When I wake up in pain, choosing misery would be the easiest option. I could simply give up and give in to my afflictions and set a miserable course for the day. But before long, I’d be wallowing in the sin of discontent.
Yet I cannot allow myself to go down that dark, grim path. Instead, I start the day with flint-like determination. I instruct my soul and say, “I will trust in the Lord; I will not complain; I will go forth into the day knowing Jesus is with me; and I will believe his grace will meet every need.” I choose the path toward contentment.
Don’t let anyone tell you that contentment is easy. Contentment—real satisfaction with God’s purposes and plans—comes through making tough choices: leaning hard into Jesus, and not away from him, believing God and not your feelings. All this doesn’t come naturally. Even Paul says that he learned the secret of being content.
“For I have learned in whatever situation I am to be content,” (Philippians 4:11).

To learn to be content means practicing good choices over and over again. These choices move us away from self-pity and open the door to a sturdy new way of living in Christ.
This is exactly what I was thinking when I rendered this mixed-media painting of a young sycamore tree surrounded by looming old manzanita bushes. The manzanitas stoop sternly over the sprightly sycamore tree as if they were trying to suffocate the little sapling. Imagining it that way could convey a dark foreboding.
Or, we could change our perspective: the painting could look full of promise, zinging with energy and new possibilities. The young sycamore’s branches reach out, creating space all their own, no matter what the slumped-shouldered old bushes would have them do. The youthful, yellow tree is bursting the boundaries with newness and hope.
Learning to be content in the middle of sorrow, pain, and discomfort is a little like this young sapling. Will our day be gloomy or bright? Do we choose to allow losses to overwhelm us, or do we look at each new day as full of promise and new possibilities? What do we choose?
Though the choices we make often seem small and ordinary, with practice they bear lasting results. Like a sapling sending out one hopeful shoot after another, only time will tell the story of daily choosing the right path.

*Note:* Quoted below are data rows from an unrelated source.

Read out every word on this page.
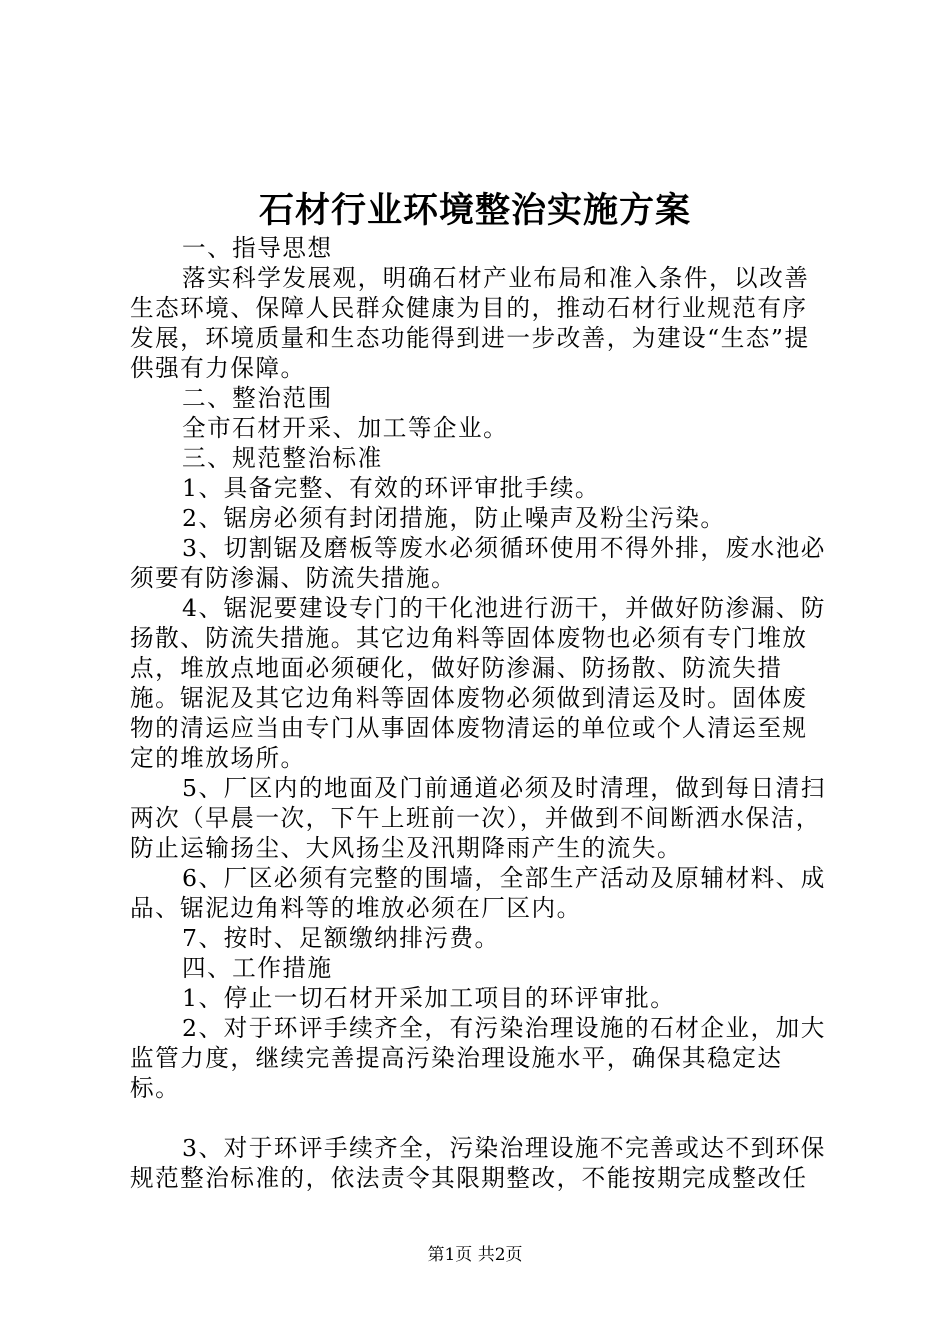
石材行业环境整治实施方案

一、指导思想

落实科学发展观，明确石材产业布局和准入条件，以改善生态环境、保障人民群众健康为目的，推动石材行业规范有序发展，环境质量和生态功能得到进一步改善，为建设“生态”提供强有力保障。

二、整治范围

全市石材开采、加工等企业。

三、规范整治标准

1、具备完整、有效的环评审批手续。

2、锯房必须有封闭措施，防止噪声及粉尘污染。

3、切割锯及磨板等废水必须循环使用不得外排，废水池必须要有防渗漏、防流失措施。

4、锯泥要建设专门的干化池进行沥干，并做好防渗漏、防扬散、防流失措施。其它边角料等固体废物也必须有专门堆放点，堆放点地面必须硬化，做好防渗漏、防扬散、防流失措施。锯泥及其它边角料等固体废物必须做到清运及时。固体废物的清运应当由专门从事固体废物清运的单位或个人清运至规定的堆放场所。

5、厂区内的地面及门前通道必须及时清理，做到每日清扫两次（早晨一次，下午上班前一次），并做到不间断洒水保洁，防止运输扬尘、大风扬尘及汛期降雨产生的流失。

6、厂区必须有完整的围墙，全部生产活动及原辅材料、成品、锯泥边角料等的堆放必须在厂区内。

7、按时、足额缴纳排污费。

四、工作措施

1、停止一切石材开采加工项目的环评审批。

2、对于环评手续齐全，有污染治理设施的石材企业，加大监管力度，继续完善提高污染治理设施水平，确保其稳定达标。

3、对于环评手续齐全，污染治理设施不完善或达不到环保规范整治标准的，依法责令其限期整改，不能按期完成整改任

第1页 共2页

Now, I don’t mean to say that we can’t ever be sad. As Christians, we can be sorrowful yet always rejoicing. Contentment is simply trusting that God has already given us everything we need for our present happiness, no matter how dire our afflictions.
“But as servants of God we commend ourselves in every way: by great endurance, in afflictions…as sorrowful, yet always rejoicing; as poor, yet making many rich; as having nothing, yet possessing everything” (2 Corinthians 6:4-10).
When I admired the finished painting that I called Young Sycamore Protected by Manzanitas, I smiled. I saw this snappy, little sycamore reaching out and breaking through stuffy old boundaries. In the same way, we can learn a lot from nature’s examples.
Choose the bright path. Choose to trust: to lay hold of grace. Choose contentment and hope. It beats misery any day.